The act directs the secretary of defense to acquire more advanced cybersecurity capabilities to "discover and isolate" successful attacks for which signatures haven't been developed. The capabilities will need to be "adequate to enable well-trained analysts" to discover advanced persistent threats, and work with endpoints, network gateways, and across global networks. The military will have to report to Congress by April 1 as to how it plans to go about meeting this requirement.
The host-based security will need to be able to block unauthorized software and accept authorized software, constantly monitor system settings, and remediate derivations from baseline settings. At the gateway level, the military must capture and analyze network traffic. Cyber Command will set how much data these systems must capture and store, according to the act.
Included in the act is a push toward standardization across the military's security information and event management systems in an effort to improve Cyber Command's ability to see and correlate data across the military's disparate cybersecurity systems. In another nod toward standardization, rather than the development of government-specific technology, the act builds in a requirement that the military look outside its own borders for this capability, toward commercial sources.

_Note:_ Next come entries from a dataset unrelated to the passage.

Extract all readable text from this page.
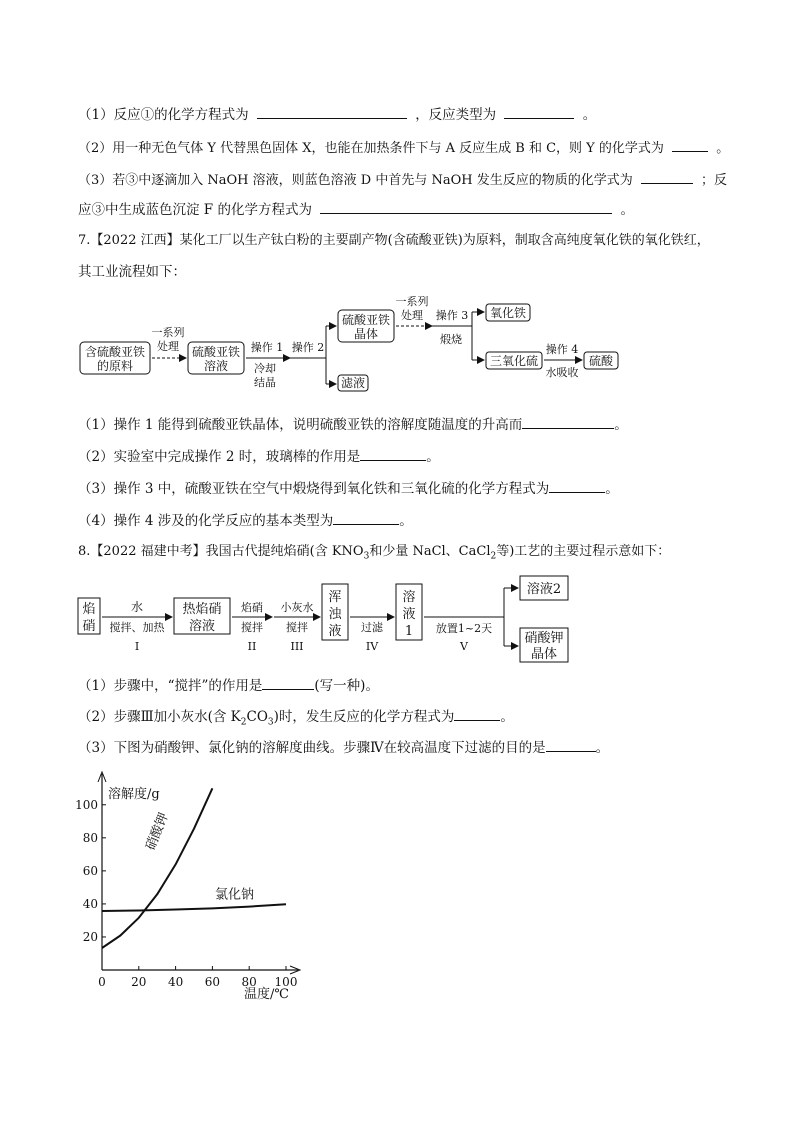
（1）反应①的化学方程式为	，反应类型为	。
（2）用一种无色气体 Y 代替黑色固体 X，也能在加热条件下与 A 反应生成 B 和 C，则 Y 的化学式为	。
（3）若③中逐滴加入 NaOH 溶液，则蓝色溶液 D 中首先与 NaOH 发生反应的物质的化学式为	；反
应③中生成蓝色沉淀 F 的化学方程式为	。
7.【2022 江西】某化工厂以生产钛白粉的主要副产物(含硫酸亚铁)为原料，制取含高纯度氧化铁的氧化铁红，
其工业流程如下：
含硫酸亚铁
的原料
一系列
处理 硫酸亚铁
溶液
操作 1
冷却
结晶
操作 2
硫酸亚铁
晶体
滤液
一系列
处理 操作 3
煅烧
氧化铁
三氧化硫
操作 4
水吸收
硫酸
（1）操作 1 能得到硫酸亚铁晶体，说明硫酸亚铁的溶解度随温度的升高而	。
（2）实验室中完成操作 2 时，玻璃棒的作用是	。
（3）操作 3 中，硫酸亚铁在空气中煅烧得到氧化铁和三氧化硫的化学方程式为	。
（4）操作 4 涉及的化学反应的基本类型为	。
8.【2022 福建中考】我国古代提纯焰硝(含 $KNO_3$和少量 NaCl、CaCl$_2$等)工艺的主要过程示意如下：
焰
硝
水
搅拌、加热
I
热焰硝
溶液
焰硝
搅拌
II
小灰水
搅拌
III
浑
浊
液 过滤
IV
溶
液
1 放置1~2天
V
溶液2
硝酸钾
晶体
（1）步骤中，“搅拌”的作用是	(写一种)。
（2）步骤Ⅲ加小灰水(含 $K_2CO_3$)时，发生反应的化学方程式为	。
（3）下图为硝酸钾、氯化钠的溶解度曲线。步骤Ⅳ在较高温度下过滤的目的是	。
溶解度/g
温度/℃
0 20 40 60 80 100
20
40
60
80
100
硝酸钾
氯化钠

The act also directs the military to increase the "number and skill" of cybersecurity pros. The cyber workforce has become an increasingly critical concern across government, including in the military, and the concern has even led to the creation of an interagency effort, the National Initiative for Cybersecurity Education, to accelerate the education and hiring of cyber pros. In addition to hiring more cyber warriors of our own, the act also authorizes the DOD to assign foreign military forces to DOD to train them in the art of cyber war and defense.
As to insider threats, the act requires the military to set up a program over the next two years to detect unauthorized access, use, or transmission of sensitive information. Insider threats have continued to have a raised profile in government since the WikiLeaks debacle unfolded, and the military, home of accused leaker Bradley Manning, has been at the center of much of the debate.
The new law requires the insider threat program to centralize the monitoring and detection of unauthorized activities by monitoring the use of external ports; disabling removable media ports; reporting unusual user activity; implementing role-based access; and using data-loss prevention and data-rights management technology to prevent leaks.